Suppose $Y|\theta \sim Bin(n,\theta)$, where $n$ is specified, and $\theta$ is unknown, $0 < \theta <1$. It is often of interest to estimate $\theta$ from the results of a sequence of Bernoulli trials \citep{bayesian}. In this section, we use MCMC in the context of Bayesian inference to make the desired estimation.  

\subsection{Bayesian Inference for the Beta-Binomial Model}

In the Beta-Binomial model, the prior distribution for $\theta$ is $Beta(\alpha,\beta)$, since the beta density is conjugate with respect to a binomial likelihood. Conjugacy ensures that the posterior distribution follows the same parametric form as the prior distribution. As a result, the posterior distribution is mathematically tractable, and we can easily perform inference for $\theta$ \citep{bayesian}. The posterior density is derived as follows.
We have the prior density:

$$f(\theta) = \frac{1}{B(\alpha,\beta)} \theta^{\alpha-1} (1-\theta)^{\beta-1}.$$
Likelihood:
$$f(y|\theta) = {n \choose y} \theta^y (1-\theta)^{n-y}.$$
Posterior density:
\begin{align*}
f(\theta|y) &= 
	\frac{f(y|\theta)f(\theta)}{f(y)} \\
	&\propto f(y|\theta)f(\theta) \\
	&\propto {n \choose y} \theta^y (1-\theta)^{n-y} \theta^{\alpha-1} (1-\theta)^{\beta-1} \\
	&\propto \theta^{y+\alpha -1}(1-\theta)^{n-y+\beta-1},
\end{align*}
which is the kernel of a beta density, thus $\theta|y \sim Beta(y+\alpha,n-y+\beta)$.

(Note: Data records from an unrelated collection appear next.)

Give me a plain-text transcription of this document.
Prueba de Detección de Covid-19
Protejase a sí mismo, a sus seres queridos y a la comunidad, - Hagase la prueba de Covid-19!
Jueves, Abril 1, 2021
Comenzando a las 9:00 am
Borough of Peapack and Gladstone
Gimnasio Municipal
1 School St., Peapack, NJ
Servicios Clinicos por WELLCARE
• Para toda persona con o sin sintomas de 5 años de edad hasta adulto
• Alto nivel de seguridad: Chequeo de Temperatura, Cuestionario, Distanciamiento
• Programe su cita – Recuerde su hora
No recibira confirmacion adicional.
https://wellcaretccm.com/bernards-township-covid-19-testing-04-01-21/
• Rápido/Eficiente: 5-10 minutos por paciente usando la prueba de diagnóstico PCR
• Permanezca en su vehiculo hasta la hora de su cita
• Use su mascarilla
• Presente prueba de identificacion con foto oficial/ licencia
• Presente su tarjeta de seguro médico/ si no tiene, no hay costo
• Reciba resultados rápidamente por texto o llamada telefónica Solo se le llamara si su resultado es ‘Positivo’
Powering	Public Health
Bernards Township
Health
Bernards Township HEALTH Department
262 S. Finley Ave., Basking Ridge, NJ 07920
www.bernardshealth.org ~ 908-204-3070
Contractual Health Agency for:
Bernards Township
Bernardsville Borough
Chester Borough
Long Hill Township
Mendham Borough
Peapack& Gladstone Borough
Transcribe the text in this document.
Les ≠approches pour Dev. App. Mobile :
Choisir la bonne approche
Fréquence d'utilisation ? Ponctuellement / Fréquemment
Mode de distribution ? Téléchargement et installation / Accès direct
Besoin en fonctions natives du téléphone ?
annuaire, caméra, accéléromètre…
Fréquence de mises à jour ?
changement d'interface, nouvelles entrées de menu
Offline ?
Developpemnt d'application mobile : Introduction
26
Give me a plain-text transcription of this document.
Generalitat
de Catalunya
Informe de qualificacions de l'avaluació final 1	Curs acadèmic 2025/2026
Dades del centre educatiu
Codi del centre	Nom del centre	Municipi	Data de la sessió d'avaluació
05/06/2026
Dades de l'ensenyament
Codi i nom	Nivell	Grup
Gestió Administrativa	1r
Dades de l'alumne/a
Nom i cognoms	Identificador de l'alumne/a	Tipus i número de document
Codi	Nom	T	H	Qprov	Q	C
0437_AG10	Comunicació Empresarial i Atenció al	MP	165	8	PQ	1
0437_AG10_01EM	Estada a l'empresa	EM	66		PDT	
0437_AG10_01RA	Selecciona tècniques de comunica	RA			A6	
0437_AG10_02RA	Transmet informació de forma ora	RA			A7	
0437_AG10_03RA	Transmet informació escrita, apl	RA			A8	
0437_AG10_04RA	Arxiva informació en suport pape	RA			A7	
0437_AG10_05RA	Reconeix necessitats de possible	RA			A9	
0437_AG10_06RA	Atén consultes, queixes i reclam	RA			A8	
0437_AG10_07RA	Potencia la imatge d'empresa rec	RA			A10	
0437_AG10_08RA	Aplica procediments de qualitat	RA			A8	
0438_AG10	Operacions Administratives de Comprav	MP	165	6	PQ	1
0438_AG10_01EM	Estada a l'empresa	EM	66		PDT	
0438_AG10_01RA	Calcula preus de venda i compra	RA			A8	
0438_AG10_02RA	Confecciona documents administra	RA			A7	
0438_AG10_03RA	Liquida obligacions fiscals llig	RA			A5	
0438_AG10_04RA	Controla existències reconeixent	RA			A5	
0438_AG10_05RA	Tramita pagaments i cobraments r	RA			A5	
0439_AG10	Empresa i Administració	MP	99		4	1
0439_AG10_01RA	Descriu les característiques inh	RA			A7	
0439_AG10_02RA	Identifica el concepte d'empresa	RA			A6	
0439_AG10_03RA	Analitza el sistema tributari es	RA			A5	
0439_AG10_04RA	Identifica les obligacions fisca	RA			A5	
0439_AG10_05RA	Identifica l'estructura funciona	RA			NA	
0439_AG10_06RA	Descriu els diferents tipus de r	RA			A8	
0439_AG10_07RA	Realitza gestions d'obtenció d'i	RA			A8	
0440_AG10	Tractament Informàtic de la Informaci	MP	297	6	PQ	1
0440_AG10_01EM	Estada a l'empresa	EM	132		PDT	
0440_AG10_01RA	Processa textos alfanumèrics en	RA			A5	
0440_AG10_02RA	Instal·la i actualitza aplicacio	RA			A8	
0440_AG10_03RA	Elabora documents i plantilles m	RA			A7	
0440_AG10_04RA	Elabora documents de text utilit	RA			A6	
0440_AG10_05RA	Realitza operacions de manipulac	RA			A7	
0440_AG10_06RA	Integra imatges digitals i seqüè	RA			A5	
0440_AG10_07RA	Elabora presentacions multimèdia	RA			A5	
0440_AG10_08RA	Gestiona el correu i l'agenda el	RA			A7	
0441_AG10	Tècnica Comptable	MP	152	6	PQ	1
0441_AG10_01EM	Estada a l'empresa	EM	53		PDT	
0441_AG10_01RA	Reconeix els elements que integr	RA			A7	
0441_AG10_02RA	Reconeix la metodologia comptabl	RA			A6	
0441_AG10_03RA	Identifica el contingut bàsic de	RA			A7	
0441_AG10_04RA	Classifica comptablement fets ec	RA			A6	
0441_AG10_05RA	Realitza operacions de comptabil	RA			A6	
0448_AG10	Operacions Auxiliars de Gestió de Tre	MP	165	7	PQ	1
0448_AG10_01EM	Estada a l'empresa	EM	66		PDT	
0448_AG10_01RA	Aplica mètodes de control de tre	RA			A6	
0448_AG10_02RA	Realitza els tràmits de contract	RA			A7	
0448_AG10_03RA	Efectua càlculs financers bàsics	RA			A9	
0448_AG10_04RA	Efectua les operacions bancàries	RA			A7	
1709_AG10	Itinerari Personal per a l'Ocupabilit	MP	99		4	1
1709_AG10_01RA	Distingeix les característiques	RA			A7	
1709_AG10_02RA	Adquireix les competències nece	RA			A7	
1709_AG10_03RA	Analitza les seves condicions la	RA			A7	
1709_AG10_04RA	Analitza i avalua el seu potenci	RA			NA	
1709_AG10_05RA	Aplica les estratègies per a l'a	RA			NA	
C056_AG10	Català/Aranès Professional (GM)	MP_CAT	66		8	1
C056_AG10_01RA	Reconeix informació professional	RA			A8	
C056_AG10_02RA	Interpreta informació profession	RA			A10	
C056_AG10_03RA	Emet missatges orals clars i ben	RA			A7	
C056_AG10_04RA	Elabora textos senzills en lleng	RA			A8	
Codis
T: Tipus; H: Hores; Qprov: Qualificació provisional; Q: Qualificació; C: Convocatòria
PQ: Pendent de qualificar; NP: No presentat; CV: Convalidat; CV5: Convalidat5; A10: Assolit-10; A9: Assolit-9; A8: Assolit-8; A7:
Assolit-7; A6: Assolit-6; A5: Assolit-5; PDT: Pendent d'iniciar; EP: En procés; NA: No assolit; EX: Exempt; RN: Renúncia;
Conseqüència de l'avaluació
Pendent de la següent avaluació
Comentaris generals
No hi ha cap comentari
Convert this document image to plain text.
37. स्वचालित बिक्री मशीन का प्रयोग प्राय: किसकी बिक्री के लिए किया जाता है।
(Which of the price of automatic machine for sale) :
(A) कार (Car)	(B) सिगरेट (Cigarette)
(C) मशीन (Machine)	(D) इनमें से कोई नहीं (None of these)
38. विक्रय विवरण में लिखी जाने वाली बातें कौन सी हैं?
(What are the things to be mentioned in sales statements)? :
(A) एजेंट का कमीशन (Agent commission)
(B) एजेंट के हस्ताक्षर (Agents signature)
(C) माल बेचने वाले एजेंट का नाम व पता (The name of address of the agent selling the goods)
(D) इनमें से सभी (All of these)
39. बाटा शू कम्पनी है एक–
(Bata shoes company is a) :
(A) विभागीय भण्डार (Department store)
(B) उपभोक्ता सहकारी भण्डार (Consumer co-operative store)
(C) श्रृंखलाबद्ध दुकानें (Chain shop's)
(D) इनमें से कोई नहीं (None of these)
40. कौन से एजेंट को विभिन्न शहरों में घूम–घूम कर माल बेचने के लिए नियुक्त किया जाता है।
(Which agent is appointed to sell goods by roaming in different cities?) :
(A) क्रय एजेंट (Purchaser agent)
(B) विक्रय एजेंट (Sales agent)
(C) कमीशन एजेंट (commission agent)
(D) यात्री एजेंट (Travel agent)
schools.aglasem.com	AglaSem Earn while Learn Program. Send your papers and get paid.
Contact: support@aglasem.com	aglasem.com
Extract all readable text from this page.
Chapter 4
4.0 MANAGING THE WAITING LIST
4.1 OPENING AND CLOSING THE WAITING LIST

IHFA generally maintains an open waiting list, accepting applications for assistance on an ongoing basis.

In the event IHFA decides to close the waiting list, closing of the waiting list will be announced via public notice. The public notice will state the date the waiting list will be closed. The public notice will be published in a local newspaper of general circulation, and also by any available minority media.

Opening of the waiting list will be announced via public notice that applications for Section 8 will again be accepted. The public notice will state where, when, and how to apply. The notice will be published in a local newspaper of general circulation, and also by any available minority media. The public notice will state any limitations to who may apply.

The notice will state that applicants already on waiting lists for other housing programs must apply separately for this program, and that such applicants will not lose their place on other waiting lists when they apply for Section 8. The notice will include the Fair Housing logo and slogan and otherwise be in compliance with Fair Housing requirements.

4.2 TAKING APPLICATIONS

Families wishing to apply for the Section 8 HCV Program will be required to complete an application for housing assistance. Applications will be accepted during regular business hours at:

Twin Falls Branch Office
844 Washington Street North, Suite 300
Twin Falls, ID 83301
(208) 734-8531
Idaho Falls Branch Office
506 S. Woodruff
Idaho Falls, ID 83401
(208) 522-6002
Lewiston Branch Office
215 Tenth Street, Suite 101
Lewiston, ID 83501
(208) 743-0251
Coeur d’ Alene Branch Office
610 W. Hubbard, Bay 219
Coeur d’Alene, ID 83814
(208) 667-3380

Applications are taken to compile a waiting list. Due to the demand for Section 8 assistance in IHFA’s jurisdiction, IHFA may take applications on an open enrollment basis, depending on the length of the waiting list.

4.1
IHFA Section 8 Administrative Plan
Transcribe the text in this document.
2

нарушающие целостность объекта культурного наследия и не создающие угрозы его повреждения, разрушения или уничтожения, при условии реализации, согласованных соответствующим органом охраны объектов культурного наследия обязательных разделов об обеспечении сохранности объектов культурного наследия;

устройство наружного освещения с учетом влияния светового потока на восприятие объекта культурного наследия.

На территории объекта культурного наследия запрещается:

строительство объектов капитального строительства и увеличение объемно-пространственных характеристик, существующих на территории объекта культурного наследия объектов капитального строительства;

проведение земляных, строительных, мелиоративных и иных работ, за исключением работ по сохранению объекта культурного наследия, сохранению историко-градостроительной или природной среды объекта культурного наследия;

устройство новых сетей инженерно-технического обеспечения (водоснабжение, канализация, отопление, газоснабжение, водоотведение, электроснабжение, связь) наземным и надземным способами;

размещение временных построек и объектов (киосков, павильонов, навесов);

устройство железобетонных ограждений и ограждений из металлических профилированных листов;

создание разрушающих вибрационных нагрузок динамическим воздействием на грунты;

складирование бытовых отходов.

\subsection{MCMC for the Beta-Binomial Model}

We illustrate MCMC in the context of the Beta-Binomial model with the following example.

Suppose we are interested in estimating the proportion of Californians who support the death penalty, denoted by $\theta$. For illustration suppose the prior distribution for $\theta$ is 
\[
	\theta \sim Beta(1,\frac{2}{3}).
\]
A random sample of $100$ Californians is taken, and $65$\% support the death penalty \citep{bayesian}. We use MCMC in the context of Bayesian inference to do posterior inference for $\theta$. Since $n=100$ and $y=65$, by the  result derived above, the posterior distribution: 
\[
	\theta|y \sim Beta(66,35.67).
\]
The posterior mean is E$(\theta|y) = 0.6492$, and the posterior variance is Var$(\theta|y) = 0.00222$.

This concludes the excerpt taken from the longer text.